British sprinter (1902–1993)

Gwendoline Alice Porter (25 April 1902 – 29 August 1993) was a British track and field athlete who competed mainly in the 100 metres.

== Biography ==
She was born in Ilford, London. She worked in the head office of an insurance company.

In 1922 she participated at the Women's Olympiad in Paris and won the gold medal in the 4×110 yds relay (with Mary Lines, Nora Callebout, Daisy Leach and Porter as fourth runner) setting a new world record.

Porter finished third behind Nellie Halstead in the 100 yards event at the 1931 WAAA Championships and third behind Ethel Johnson in the 100 yards event at the 1932 WAAA Championships.

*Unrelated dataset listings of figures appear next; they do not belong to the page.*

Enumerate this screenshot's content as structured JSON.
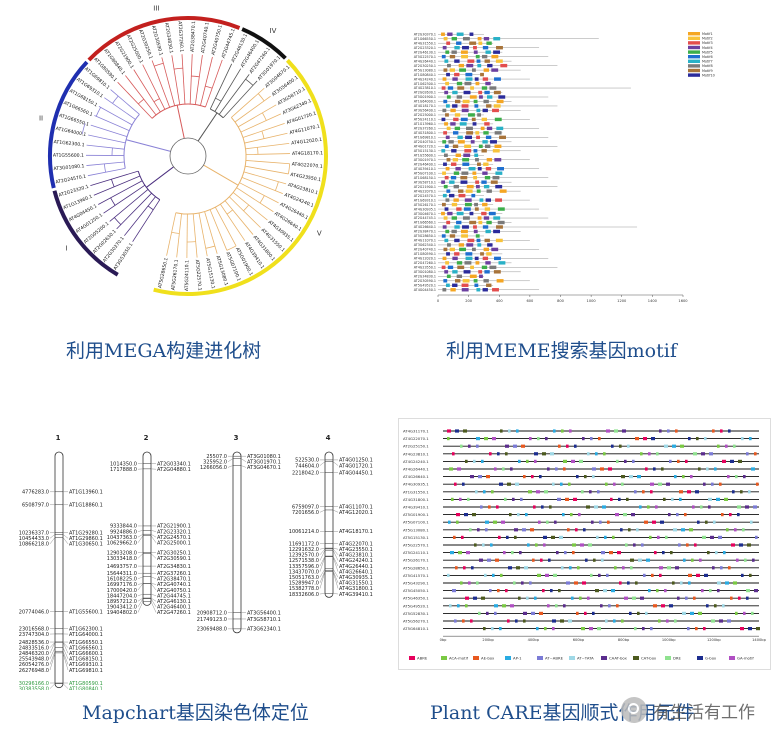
{
  "captions": {
    "tree": "利用MEGA构建进化树",
    "meme": "利用MEME搜索基因motif",
    "mapchart": "Mapchart基因染色体定位",
    "plantcare": "Plant CARE基因顺式作用元件"
  },
  "tree": {
    "clade_labels": [
      "I",
      "II",
      "III",
      "IV",
      "V"
    ],
    "colors": {
      "I": "#2a1a55",
      "II": "#1f2fb0",
      "III": "#c3201e",
      "IV": "#111111",
      "V": "#f0e01c"
    },
    "leaves": [
      "AT3G53050.1",
      "AT2G30370.1",
      "AT2G02630.1",
      "AT2G05200.1",
      "AT4G01250.1",
      "AT4G04450.1",
      "AT1G13960.1",
      "AT2G23320.1",
      "AT2G24570.1",
      "AT3G01080.1",
      "AT1G55600.1",
      "AT1G62300.1",
      "AT1G64000.1",
      "AT1G66550.1",
      "AT1G66560.1",
      "AT1G68150.1",
      "AT1G69310.1",
      "AT1G69810.1",
      "AT1G80590.1",
      "AT1G80840.1",
      "AT2G21900.1",
      "AT2G25000.1",
      "AT2G30250.1",
      "AT2G30590.1",
      "AT2G34830.1",
      "AT2G37260.1",
      "AT2G38470.1",
      "AT2G40740.1",
      "AT2G40750.1",
      "AT2G44745.1",
      "AT2G46130.1",
      "AT2G46400.1",
      "AT2G47260.1",
      "AT3G01970.1",
      "AT3G04670.1",
      "AT3G56400.1",
      "AT3G58710.1",
      "AT3G62340.1",
      "AT4G01720.1",
      "AT4G11070.1",
      "AT4G12020.1",
      "AT4G18170.1",
      "AT4G22070.1",
      "AT4G23550.1",
      "AT4G23810.1",
      "AT4G24240.1",
      "AT4G26440.1",
      "AT4G26640.1",
      "AT4G30935.1",
      "AT4G31550.1",
      "AT4G31800.1",
      "AT4G39410.1",
      "AT5G01900.1",
      "AT5G07100.1",
      "AT5G13080.1",
      "AT5G15130.1",
      "AT5G22570.1",
      "AT5G24110.1",
      "AT5G26170.1",
      "AT5G28650.1"
    ]
  },
  "meme": {
    "legend": [
      "Motif1",
      "Motif2",
      "Motif3",
      "Motif4",
      "Motif5",
      "Motif6",
      "Motif7",
      "Motif8",
      "Motif9",
      "Motif10"
    ],
    "legend_colors": [
      "#f5a623",
      "#f8c33a",
      "#e34d4d",
      "#6b3fa0",
      "#3cae4a",
      "#1e6fd0",
      "#29b1c7",
      "#7a7a7a",
      "#a8743a",
      "#2b2b9b"
    ],
    "axis_ticks": [
      "0",
      "200",
      "400",
      "600",
      "800",
      "1000",
      "1200",
      "1400",
      "1600"
    ],
    "genes": [
      "AT2G30370.1",
      "AT1G66550.1",
      "AT4G31550.1",
      "AT2G23320.1",
      "AT2G46130.1",
      "AT5G22570.1",
      "AT4G26440.1",
      "AT2G30250.1",
      "AT5G13080.1",
      "AT1G80840.1",
      "AT4G24240.1",
      "AT1G62300.1",
      "AT4G23810.1",
      "AT2G02630.1",
      "AT5G01900.1",
      "AT1G64000.1",
      "AT4G18170.1",
      "AT3G56400.1",
      "AT2G25000.1",
      "AT5G24110.1",
      "AT1G13960.1",
      "AT2G37260.1",
      "AT4G31800.1",
      "AT1G69810.1",
      "AT2G40750.1",
      "AT4G01720.1",
      "AT5G15130.1",
      "AT1G55600.1",
      "AT3G01970.1",
      "AT2G46400.1",
      "AT4G39410.1",
      "AT5G07100.1",
      "AT1G68150.1",
      "AT3G58710.1",
      "AT2G21900.1",
      "AT4G22070.1",
      "AT2G24570.1",
      "AT1G69310.1",
      "AT5G26170.1",
      "AT4G30935.1",
      "AT3G04670.1",
      "AT2G44745.1",
      "AT1G66560.1",
      "AT4G26640.1",
      "AT2G38470.1",
      "AT5G28650.1",
      "AT4G11070.1",
      "AT3G62340.1",
      "AT2G40740.1",
      "AT1G80590.1",
      "AT4G12020.1",
      "AT2G47260.1",
      "AT4G23550.1",
      "AT3G01080.1",
      "AT2G34830.1",
      "AT2G30590.1",
      "AT5G49520.1",
      "AT4G04450.1"
    ]
  },
  "mapchart": {
    "chromosomes": [
      {
        "name": "1",
        "markers": [
          {
            "pos": "4776283.0",
            "gene": "AT1G13960.1"
          },
          {
            "pos": "6508797.0",
            "gene": "AT1G18860.1"
          },
          {
            "pos": "10236337.0",
            "gene": "AT1G29280.1"
          },
          {
            "pos": "10454433.0",
            "gene": "AT1G29860.1"
          },
          {
            "pos": "10866218.0",
            "gene": "AT1G30650.1"
          },
          {
            "pos": "20774046.0",
            "gene": "AT1G55600.1"
          },
          {
            "pos": "23016568.0",
            "gene": "AT1G62300.1"
          },
          {
            "pos": "23747304.0",
            "gene": "AT1G64000.1"
          },
          {
            "pos": "24828536.0",
            "gene": "AT1G66550.1"
          },
          {
            "pos": "24833516.0",
            "gene": "AT1G66560.1"
          },
          {
            "pos": "24846320.0",
            "gene": "AT1G66600.1"
          },
          {
            "pos": "25543948.0",
            "gene": "AT1G68150.1"
          },
          {
            "pos": "26054276.0",
            "gene": "AT1G69310.1"
          },
          {
            "pos": "26276948.0",
            "gene": "AT1G69810.1"
          },
          {
            "pos": "30296166.0",
            "gene": "AT1G80590.1",
            "green": true
          },
          {
            "pos": "30383558.0",
            "gene": "AT1G80840.1",
            "green": true
          }
        ]
      },
      {
        "name": "2",
        "markers": [
          {
            "pos": "1014350.0",
            "gene": "AT2G03340.1"
          },
          {
            "pos": "1717888.0",
            "gene": "AT2G04880.1"
          },
          {
            "pos": "9333844.0",
            "gene": "AT2G21900.1"
          },
          {
            "pos": "9924886.0",
            "gene": "AT2G23320.1"
          },
          {
            "pos": "10437363.0",
            "gene": "AT2G24570.1"
          },
          {
            "pos": "10629662.0",
            "gene": "AT2G25000.1"
          },
          {
            "pos": "12903208.0",
            "gene": "AT2G30250.1"
          },
          {
            "pos": "13033418.0",
            "gene": "AT2G30590.1"
          },
          {
            "pos": "14693757.0",
            "gene": "AT2G34830.1"
          },
          {
            "pos": "15644311.0",
            "gene": "AT2G37260.1"
          },
          {
            "pos": "16108225.0",
            "gene": "AT2G38470.1"
          },
          {
            "pos": "16997176.0",
            "gene": "AT2G40740.1"
          },
          {
            "pos": "17000420.0",
            "gene": "AT2G40750.1"
          },
          {
            "pos": "18447204.0",
            "gene": "AT2G44745.1"
          },
          {
            "pos": "18957212.0",
            "gene": "AT2G46130.1"
          },
          {
            "pos": "19043412.0",
            "gene": "AT2G46400.1"
          },
          {
            "pos": "19404802.0",
            "gene": "AT2G47260.1"
          }
        ]
      },
      {
        "name": "3",
        "markers": [
          {
            "pos": "25507.0",
            "gene": "AT3G01080.1"
          },
          {
            "pos": "325952.0",
            "gene": "AT3G01970.1"
          },
          {
            "pos": "1266056.0",
            "gene": "AT3G04670.1"
          },
          {
            "pos": "20908712.0",
            "gene": "AT3G56400.1"
          },
          {
            "pos": "21749123.0",
            "gene": "AT3G58710.1"
          },
          {
            "pos": "23069488.0",
            "gene": "AT3G62340.1"
          }
        ]
      },
      {
        "name": "4",
        "markers": [
          {
            "pos": "522530.0",
            "gene": "AT4G01250.1"
          },
          {
            "pos": "744604.0",
            "gene": "AT4G01720.1"
          },
          {
            "pos": "2218042.0",
            "gene": "AT4G04450.1"
          },
          {
            "pos": "6759097.0",
            "gene": "AT4G11070.1"
          },
          {
            "pos": "7201656.0",
            "gene": "AT4G12020.1"
          },
          {
            "pos": "10061214.0",
            "gene": "AT4G18170.1"
          },
          {
            "pos": "11691172.0",
            "gene": "AT4G22070.1"
          },
          {
            "pos": "12291632.0",
            "gene": "AT4G23550.1"
          },
          {
            "pos": "12392570.0",
            "gene": "AT4G23810.1"
          },
          {
            "pos": "12571538.0",
            "gene": "AT4G24240.1"
          },
          {
            "pos": "13357596.0",
            "gene": "AT4G26440.1"
          },
          {
            "pos": "13437070.0",
            "gene": "AT4G26640.1"
          },
          {
            "pos": "15051763.0",
            "gene": "AT4G30935.1"
          },
          {
            "pos": "15289947.0",
            "gene": "AT4G31550.1"
          },
          {
            "pos": "15382778.0",
            "gene": "AT4G31800.1"
          },
          {
            "pos": "18332606.0",
            "gene": "AT4G39410.1"
          }
        ]
      }
    ]
  },
  "plantcare": {
    "genes": [
      "AT4G31170.1",
      "AT4G22070.1",
      "AT2G25150.1",
      "AT4G23810.1",
      "AT4G24240.1",
      "AT4G26440.1",
      "AT4G26640.1",
      "AT4G30935.1",
      "AT1G31550.1",
      "AT4G31800.1",
      "AT4G39410.1",
      "AT5G01900.1",
      "AT5G07100.1",
      "AT5G13080.1",
      "AT5G15130.1",
      "AT5G22570.1",
      "AT5G24110.1",
      "AT5G26170.1",
      "AT5G28650.1",
      "AT5G41570.1",
      "AT5G43290.1",
      "AT5G45050.1",
      "AT5G46350.1",
      "AT5G49520.1",
      "AT5G52830.1",
      "AT5G56270.1",
      "AT5G64810.1"
    ],
    "axis_ticks": [
      "0bp",
      "200bp",
      "400bp",
      "600bp",
      "800bp",
      "1000bp",
      "1200bp",
      "1400bp"
    ],
    "legend": [
      "ABRE",
      "ACA-motif",
      "AE-box",
      "AP-1",
      "AT~ABRE",
      "AT~TATA",
      "CAAT-box",
      "CAT-box",
      "DRE",
      "G-box",
      "GA-motif"
    ],
    "legend_colors": [
      "#e6005c",
      "#7ac943",
      "#e8581f",
      "#29abe2",
      "#7b7bd6",
      "#9fd8e6",
      "#5b2d8e",
      "#4d5a1e",
      "#8fe28f",
      "#1c2d8f",
      "#b04fc3"
    ]
  },
  "watermark": "有生活有工作"
}
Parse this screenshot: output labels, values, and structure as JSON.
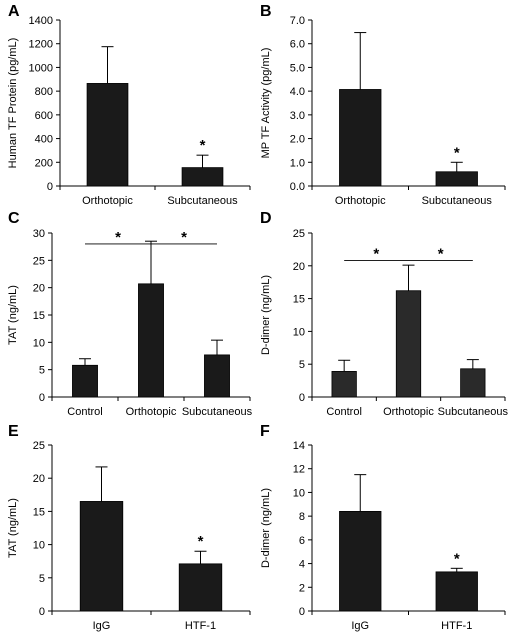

Shortly afterwards, she was one of five women entered by the Women's Amateur Athletic Association at the 1932 Los Angeles Summer Olympics as Britain's first female Olympians in athletics events, together with Ethel Johnson, Eileen Hiscock, Nellie Halstead, and seventeen-year-old Violet Webb. They sailed for five days from Southampton to Quebec and then travelled a further 3000 miles by train before arriving in Los Angeles. In the 4 x 100 metres women's relay she won the bronze medal with her teammates Eileen Hiscock, Violet Webb (replacing the injured Johnson) and Nellie Halstead. In the women's 100 metres she came 4th in her heat.